With children off school there has also been a big call out for child-friendly entertainment and other educational ideas. Eco safari brand, andBeyond have managed to meet both these challenges with their live stream safari drives as featured by The Telegraph. They have collaborated with wildlife broadcasting experts, WildEarth, to stream (in real time) twice-daily, three-hour long game drives from andBeyond Ngala Private Game Reserve and Djuma Private Game Reserve

https://www.andbeyond.com/bringing-africa-home/wildwatch-live/

Feed the nation

By now we are all clued up to the wondrous store cupboard creations on offer and the nation has become an army of banana bread bakers. As a result, journalists are still looking for kitchen inspiration and recipe ideas for their readers just like Monte-Carlo Société des Bains de Mer’s roast chicken recipe as seen in the Vanity Fair weekly newsletter.  

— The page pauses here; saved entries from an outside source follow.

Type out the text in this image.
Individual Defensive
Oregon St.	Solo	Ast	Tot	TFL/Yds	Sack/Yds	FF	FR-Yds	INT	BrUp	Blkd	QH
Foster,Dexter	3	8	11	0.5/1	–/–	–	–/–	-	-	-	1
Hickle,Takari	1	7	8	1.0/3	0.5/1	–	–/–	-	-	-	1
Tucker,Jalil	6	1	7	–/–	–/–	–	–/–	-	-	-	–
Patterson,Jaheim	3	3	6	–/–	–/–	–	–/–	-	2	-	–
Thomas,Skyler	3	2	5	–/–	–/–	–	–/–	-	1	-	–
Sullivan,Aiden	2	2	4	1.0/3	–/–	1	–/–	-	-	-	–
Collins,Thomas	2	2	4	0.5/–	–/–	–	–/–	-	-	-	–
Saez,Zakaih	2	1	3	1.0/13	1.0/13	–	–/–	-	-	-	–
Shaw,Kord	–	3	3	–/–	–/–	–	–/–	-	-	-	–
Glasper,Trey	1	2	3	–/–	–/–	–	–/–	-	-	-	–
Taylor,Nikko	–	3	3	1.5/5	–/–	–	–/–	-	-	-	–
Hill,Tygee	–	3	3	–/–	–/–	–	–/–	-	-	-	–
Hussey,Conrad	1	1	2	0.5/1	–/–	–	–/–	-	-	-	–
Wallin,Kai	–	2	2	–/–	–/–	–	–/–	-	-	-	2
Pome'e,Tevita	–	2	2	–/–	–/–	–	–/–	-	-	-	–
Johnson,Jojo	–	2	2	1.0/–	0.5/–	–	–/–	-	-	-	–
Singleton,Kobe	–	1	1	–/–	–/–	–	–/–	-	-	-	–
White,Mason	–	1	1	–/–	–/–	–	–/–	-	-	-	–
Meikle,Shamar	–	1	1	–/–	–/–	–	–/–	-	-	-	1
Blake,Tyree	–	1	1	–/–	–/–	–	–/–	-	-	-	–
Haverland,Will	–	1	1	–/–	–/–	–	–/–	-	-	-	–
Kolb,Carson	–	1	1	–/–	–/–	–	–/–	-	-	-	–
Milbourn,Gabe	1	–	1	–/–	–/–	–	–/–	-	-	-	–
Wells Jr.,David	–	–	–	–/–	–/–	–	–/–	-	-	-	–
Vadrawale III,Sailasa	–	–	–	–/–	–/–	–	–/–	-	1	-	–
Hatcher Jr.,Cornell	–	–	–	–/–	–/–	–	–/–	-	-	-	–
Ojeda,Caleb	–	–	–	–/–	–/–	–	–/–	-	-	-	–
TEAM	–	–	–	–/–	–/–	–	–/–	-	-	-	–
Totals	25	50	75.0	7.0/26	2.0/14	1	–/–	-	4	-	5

In a broader sense, others are sharing their culinary know-how by helping to feed their local community. Calcot Hotel & Spa, part of the Calcot Collection, a group of luxury hotels in the Cotswolds and Northumberland,  has launched a community food project in response to the Covid-19 crisis. With the support of their owners, the Stone family and led by Executive Head Chef Richard Davies, the Calcot team is working with local councils and volunteers to safely prepare and deliver delicious home-cooked meals to 600 vulnerable people in the local area.

The face of travel

Many writers in the industry have been quick to point out how broad a footprint travel has, employing one in ten people across the globe. Their rallying cry to hear from and interview interesting people about their jobs, their local communities and their work has been keenly felt. Architects, designers, gardeners, hoteliers, chefs, restaurateurs, safari guides with stories to tell are all in demand.

Feel good

Feel good stories are still dominating headlines as it’s cheering to hear how communities around the world are responding. Examples include India’s ITC hotel company who have set up  a coronavirus fund to help authorities support district health and rural healthcare systems that reach out to the weakest sections of society. ITC’s hotels are also providing 1,000 daily meals along with quarantine and isolation for medical officers and stranded foreigners.

On a larger level, it seems there is a new swell of support and community building alongside the crisis and consumers are realising the love and need for travel, connection and exploration more than ever. As the world’s governments grapple with how best to balance their response to the crisis, it’s our job to continue to inspire, connect and ultimately champion a continued sense of wanderlust.